Esta realidad económica no pasa desapercibida para los gigantes industriales. El director ejecutivo de AT&T, John Stankey, ha hablado sobre la lucha de la empresa por encontrar mano de obra calificada. "Necesitamos gente que sepa cómo trabajar realmente con la electricidad... No es que crezcan en los árboles en los Estados Unidos", dijo a CNBC. La empresa planea contratar a unos 3.000 técnicos este año, invirtiendo hasta 80.000 dólares por persona en capacitación para construir la red de fibra necesaria para los centros de datos de IA. Esta tendencia no es exclusiva de los EE. UU.; los tribunales chinos han emitido recientemente fallos que sientan precedentes para proteger a los trabajadores de ser reemplazados ilegalmente por la IA, lo que demuestra que los gobiernos de todo el mundo están comenzando a lidiar con las consecuencias sociales de la tecnología.
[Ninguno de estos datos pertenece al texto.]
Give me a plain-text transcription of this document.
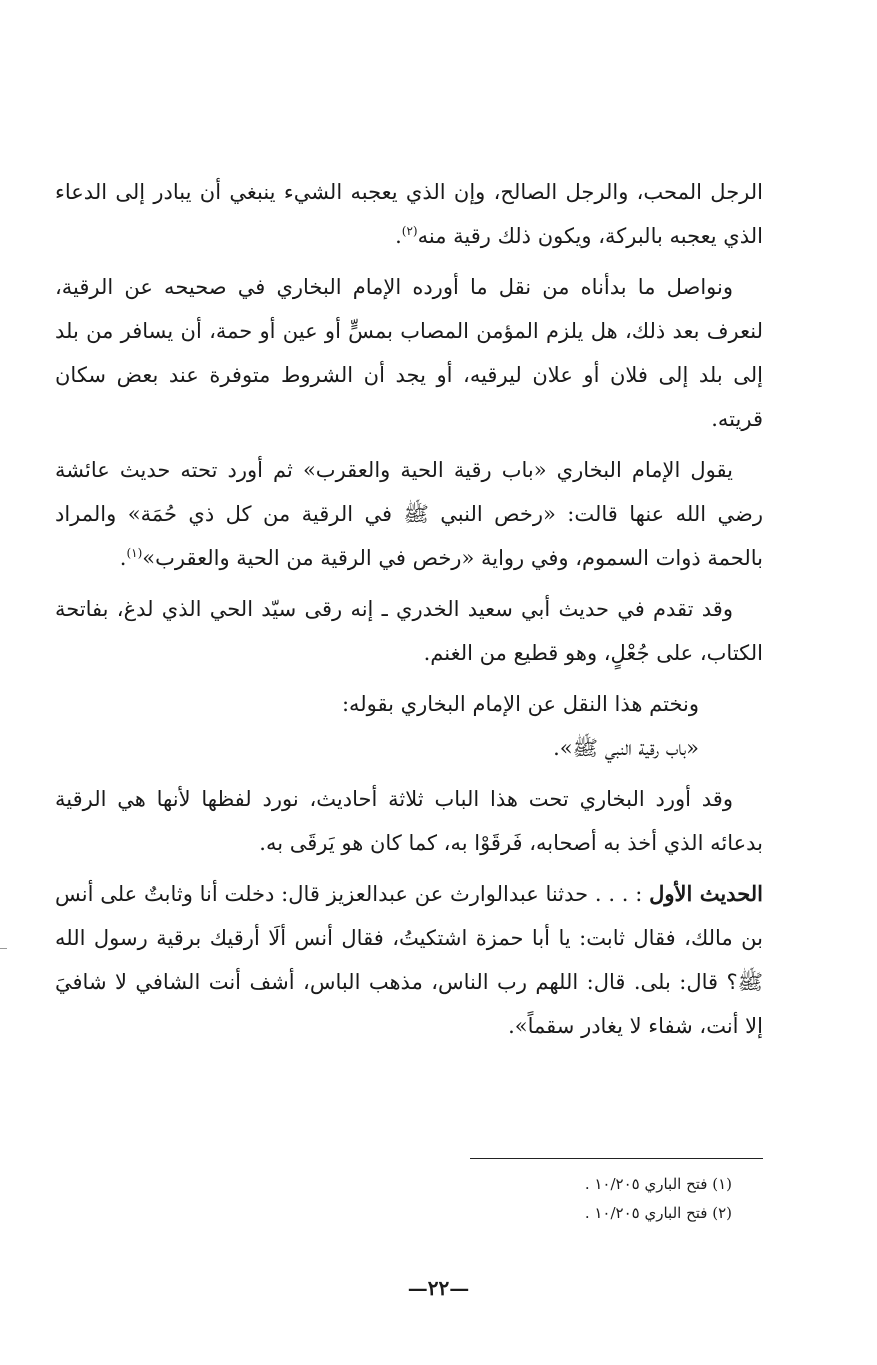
الرجل المحب، والرجل الصالح، وإن الذي يعجبه الشيء ينبغي أن يبادر إلى الدعاء الذي يعجبه بالبركة، ويكون ذلك رقية منه$^{(٢)}$.

ونواصل ما بدأناه من نقل ما أورده الإمام البخاري في صحيحه عن الرقية، لنعرف بعد ذلك، هل يلزم المؤمن المصاب بمسٍّ أو عين أو حمة، أن يسافر من بلد إلى بلد إلى فلان أو علان ليرقيه، أو يجد أن الشروط متوفرة عند بعض سكان قريته.

يقول الإمام البخاري «باب رقية الحية والعقرب» ثم أورد تحته حديث عائشة رضي الله عنها قالت: «رخص النبي ﷺ في الرقية من كل ذي حُمَة» والمراد بالحمة ذوات السموم، وفي رواية «رخص في الرقية من الحية والعقرب»$^{(١)}$.

وقد تقدم في حديث أبي سعيد الخدري ـ إنه رقى سيّد الحي الذي لدغ، بفاتحة الكتاب، على جُعْلٍ، وهو قطيع من الغنم.

ونختم هذا النقل عن الإمام البخاري بقوله:

«باب رقية النبي ﷺ».

وقد أورد البخاري تحت هذا الباب ثلاثة أحاديث، نورد لفظها لأنها هي الرقية بدعائه الذي أخذ به أصحابه، فَرقَوْا به، كما كان هو يَرقَى به.

الحديث الأول : . . . حدثنا عبدالوارث عن عبدالعزيز قال: دخلت أنا وثابتٌ على أنس بن مالك، فقال ثابت: يا أبا حمزة اشتكيتُ، فقال أنس ألَا أرقيك برقية رسول الله ﷺ؟ قال: بلى. قال: اللهم رب الناس، مذهب الباس، أشف أنت الشافي لا شافيَ إلا أنت، شفاء لا يغادر سقماً».

(١) فتح الباري ١٠/٢٠٥ .
(٢) فتح الباري ١٠/٢٠٥ .
—٢٢—
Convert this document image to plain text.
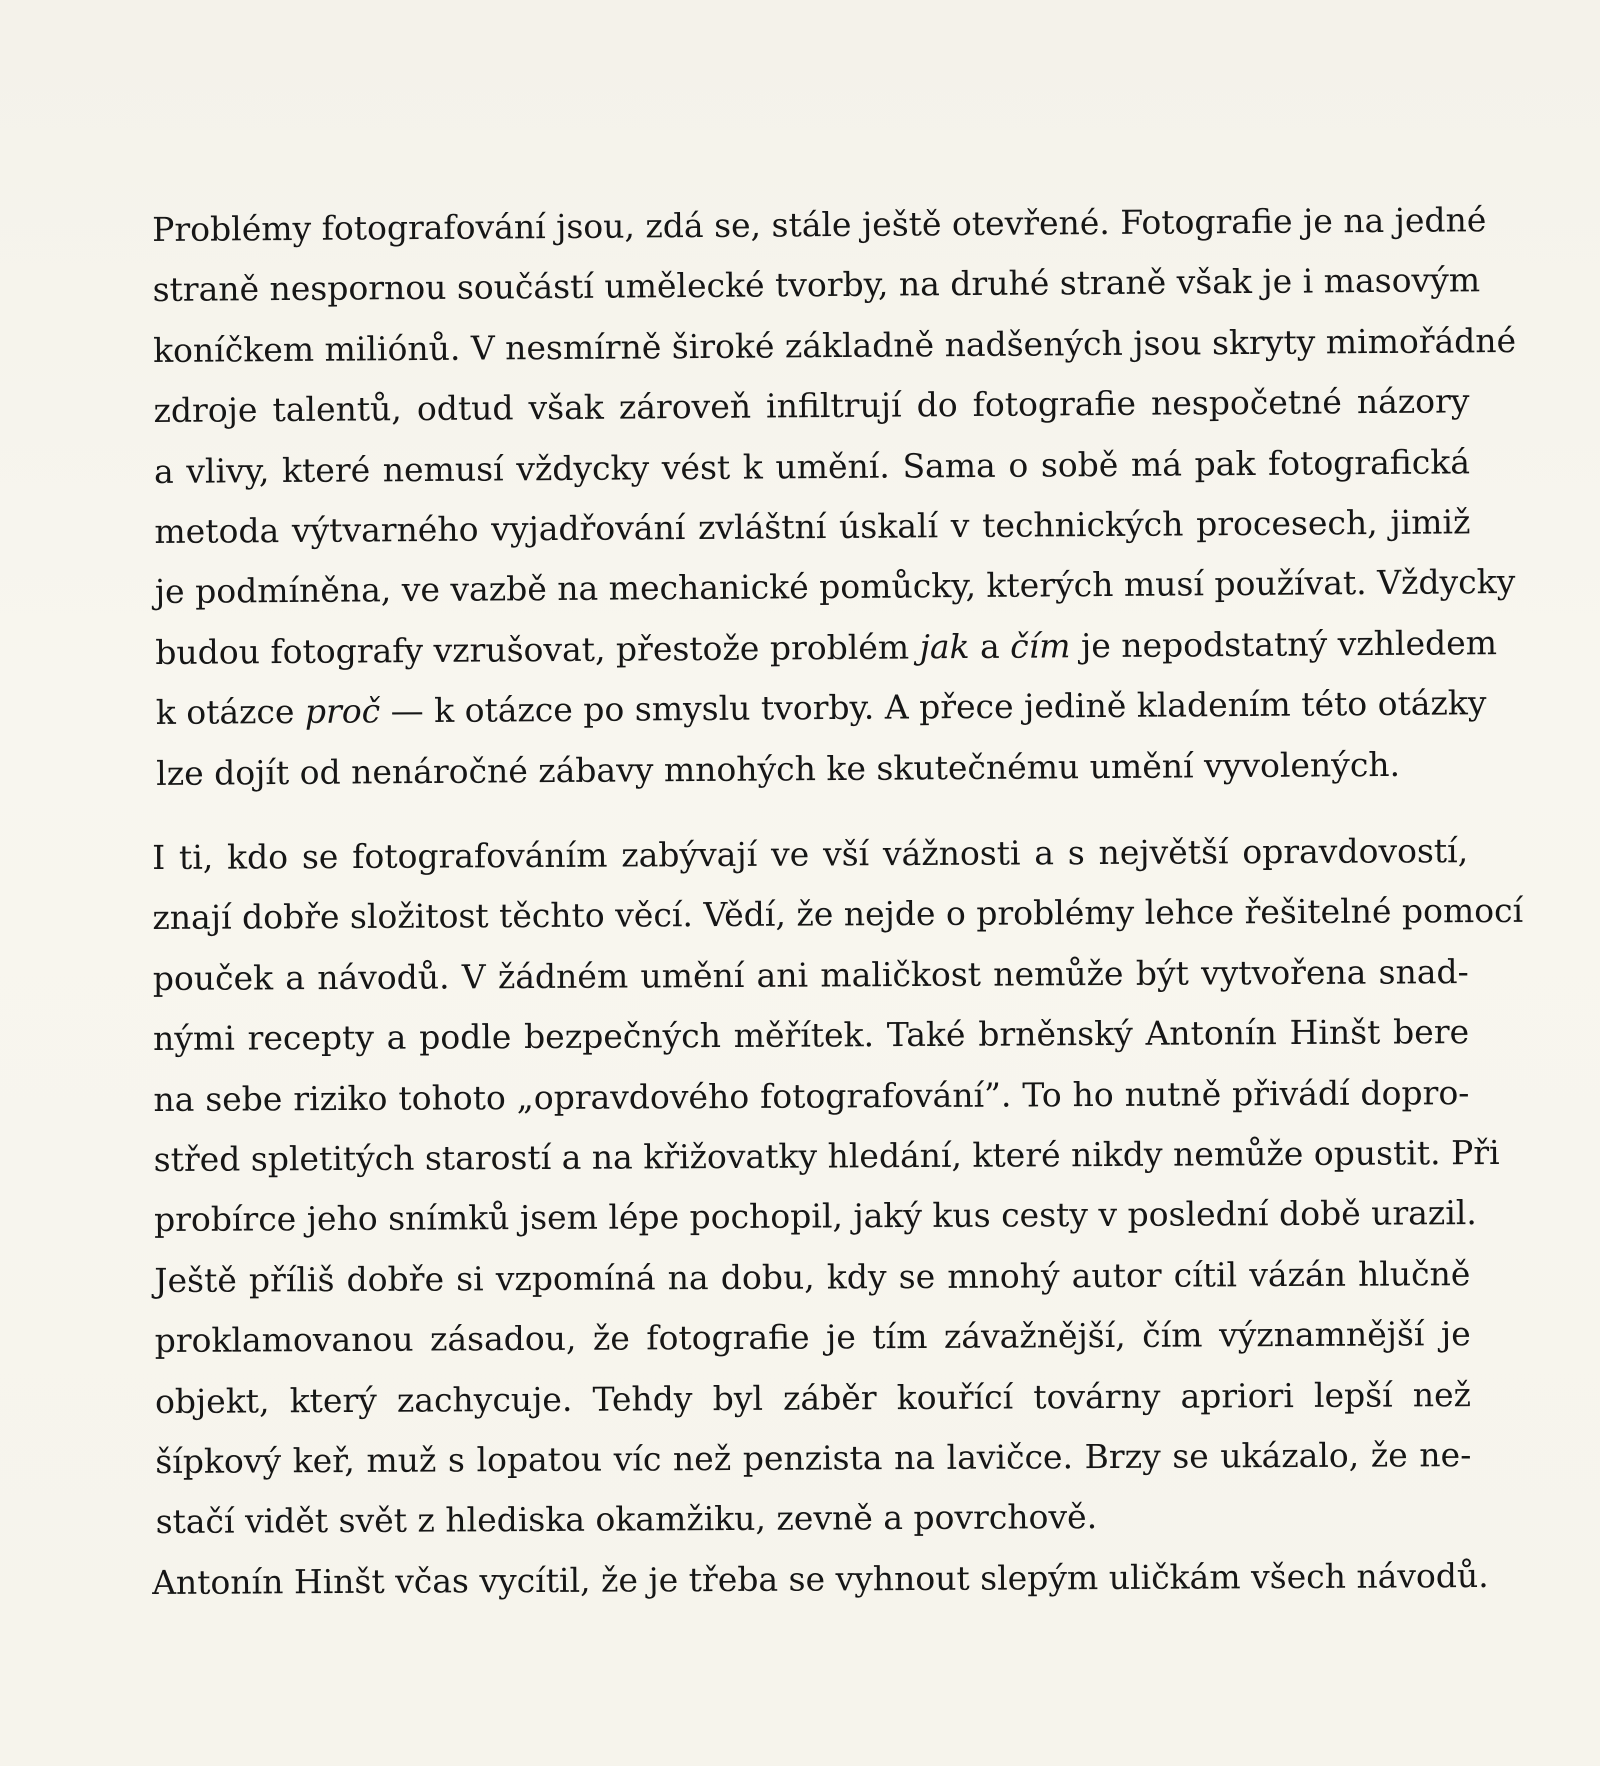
Problémy fotografování jsou, zdá se, stále ještě otevřené. Fotografie je na jedné
straně nespornou součástí umělecké tvorby, na druhé straně však je i masovým
koníčkem miliónů. V nesmírně široké základně nadšených jsou skryty mimořádné
zdroje talentů, odtud však zároveň infiltrují do fotografie nespočetné názory
a vlivy, které nemusí vždycky vést k umění. Sama o sobě má pak fotografická
metoda výtvarného vyjadřování zvláštní úskalí v technických procesech, jimiž
je podmíněna, ve vazbě na mechanické pomůcky, kterých musí používat. Vždycky
budou fotografy vzrušovat, přestože problém jak a čím je nepodstatný vzhledem
k otázce proč — k otázce po smyslu tvorby. A přece jedině kladením této otázky
lze dojít od nenáročné zábavy mnohých ke skutečnému umění vyvolených.

I ti, kdo se fotografováním zabývají ve vší vážnosti a s největší opravdovostí,
znají dobře složitost těchto věcí. Vědí, že nejde o problémy lehce řešitelné pomocí
pouček a návodů. V žádném umění ani maličkost nemůže být vytvořena snad-
nými recepty a podle bezpečných měřítek. Také brněnský Antonín Hinšt bere
na sebe riziko tohoto „opravdového fotografování”. To ho nutně přivádí dopro-
střed spletitých starostí a na křižovatky hledání, které nikdy nemůže opustit. Při
probírce jeho snímků jsem lépe pochopil, jaký kus cesty v poslední době urazil.
Ještě příliš dobře si vzpomíná na dobu, kdy se mnohý autor cítil vázán hlučně
proklamovanou zásadou, že fotografie je tím závažnější, čím významnější je
objekt, který zachycuje. Tehdy byl záběr kouřící továrny apriori lepší než
šípkový keř, muž s lopatou víc než penzista na lavičce. Brzy se ukázalo, že ne-
stačí vidět svět z hlediska okamžiku, zevně a povrchově.

Antonín Hinšt včas vycítil, že je třeba se vyhnout slepým uličkám všech návodů.
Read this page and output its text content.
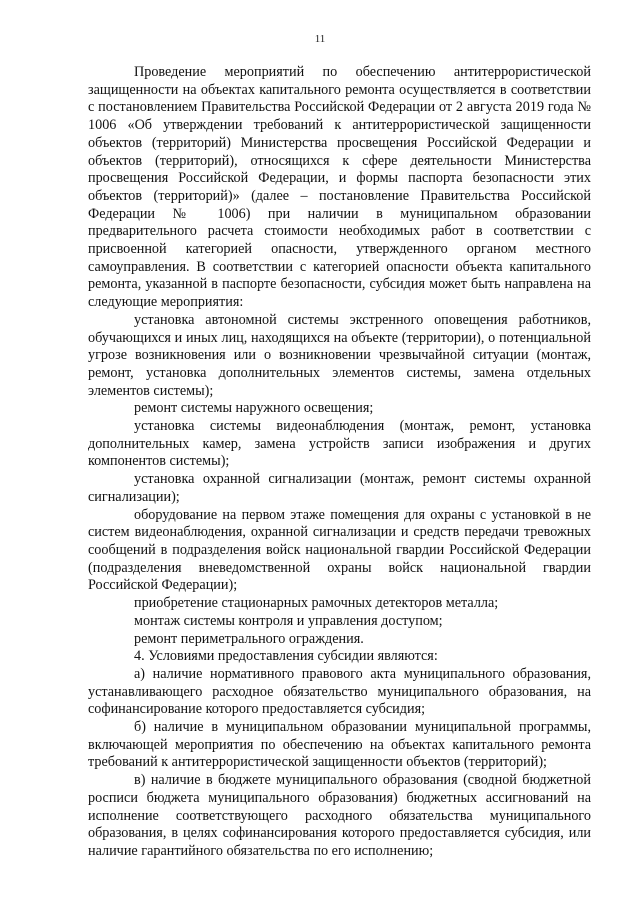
11

Проведение мероприятий по обеспечению антитеррористической защищенности на объектах капитального ремонта осуществляется в соответствии с постановлением Правительства Российской Федерации от 2 августа 2019 года № 1006 «Об утверждении требований к антитеррористической защищенности объектов (территорий) Министерства просвещения Российской Федерации и объектов (территорий), относящихся к сфере деятельности Министерства просвещения Российской Федерации, и формы паспорта безопасности этих объектов (территорий)» (далее – постановление Правительства Российской Федерации № 1006) при наличии в муниципальном образовании предварительного расчета стоимости необходимых работ в соответствии с присвоенной категорией опасности, утвержденного органом местного самоуправления. В соответствии с категорией опасности объекта капитального ремонта, указанной в паспорте безопасности, субсидия может быть направлена на следующие мероприятия:

установка автономной системы экстренного оповещения работников, обучающихся и иных лиц, находящихся на объекте (территории), о потенциальной угрозе возникновения или о возникновении чрезвычайной ситуации (монтаж, ремонт, установка дополнительных элементов системы, замена отдельных элементов системы);

ремонт системы наружного освещения;

установка системы видеонаблюдения (монтаж, ремонт, установка дополнительных камер, замена устройств записи изображения и других компонентов системы);

установка охранной сигнализации (монтаж, ремонт системы охранной сигнализации);

оборудование на первом этаже помещения для охраны с установкой в не систем видеонаблюдения, охранной сигнализации и средств передачи тревожных сообщений в подразделения войск национальной гвардии Российской Федерации (подразделения вневедомственной охраны войск национальной гвардии Российской Федерации);

приобретение стационарных рамочных детекторов металла;

монтаж системы контроля и управления доступом;

ремонт периметрального ограждения.

4. Условиями предоставления субсидии являются:

а) наличие нормативного правового акта муниципального образования, устанавливающего расходное обязательство муниципального образования, на софинансирование которого предоставляется субсидия;

б) наличие в муниципальном образовании муниципальной программы, включающей мероприятия по обеспечению на объектах капитального ремонта требований к антитеррористической защищенности объектов (территорий);

в) наличие в бюджете муниципального образования (сводной бюджетной росписи бюджета муниципального образования) бюджетных ассигнований на исполнение соответствующего расходного обязательства муниципального образования, в целях софинансирования которого предоставляется субсидия, или наличие гарантийного обязательства по его исполнению;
Para los inversores, este cisma crea un panorama complejo. Empresas como Nvidia (NVDA) son claros beneficiarios de la construcción de infraestructura. Sin embargo, gigantes tecnológicos como Google (GOOGL) y Meta (META) enfrentan un creciente riesgo reputacional y una posible presión regulatoria derivada del rechazo público. El cambio más significativo puede estar en el valor percibido del capital humano. A medida que el retorno de un título de cuatro años se ve presionado, el mercado puede ver una revaluación a largo plazo de los oficios calificados y las empresas industriales que los emplean, desafiando décadas de supuestos económicos sobre el camino más seguro hacia la clase media.
Este artículo es solo para fines informativos y no constituye asesoramiento de inversión.